Google Cloud Professional Data Engineer — Question 254
You are developing a fraud detection model using BigQuery ML. You have a raw transaction dataset and need to create new features such as the average_transaction_amount_last_24_hours and time_since_last_transaction. These features require aggregation and time-window calculations on the existing data. The goal is to ensure that these features are consistently applied during both model training and prediction without manual intervention. You need to prepare these features efficiently for your model. What should you do?
Answer options
- A. Implement a Cloud Run function that triggers on new transactions, calculates the features, and inserts them into a feature store before model serving.
- B. Export the BigQuery data to Cloud Storage, perform feature engineering using a custom Python script in a Dataflow job, and then re-import the engineered features into BigQuery.

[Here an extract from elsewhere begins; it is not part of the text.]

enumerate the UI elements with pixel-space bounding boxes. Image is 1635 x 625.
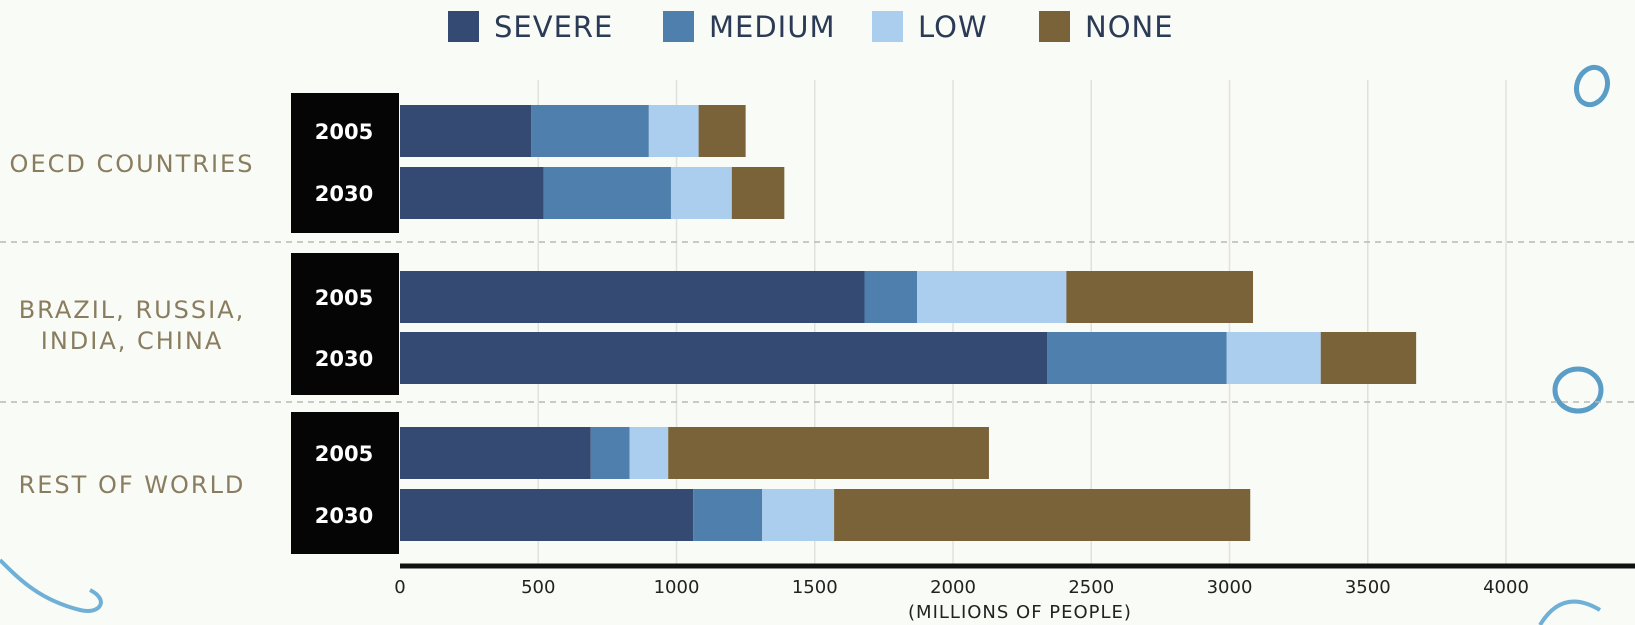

- C. Use the TRANSFORM clause within the CREATE MODEL statement, leveraging SQL functions for aggregations and time-based calculations.
- D. Create a separate BigQuery table containing pre-computed features using complex SQL queries and join this table with the raw data during model training and serving.
Correct answer: D
Explanation
The correct answer is D because creating a separate BigQuery table with pre-computed features allows for efficient and consistent access during both training and serving phases. Option A involves additional complexity and potential delays with Cloud Run. Option B adds overhead from exporting and processing data externally, which is less efficient. Option C does not provide a way to consistently apply the features without manual intervention.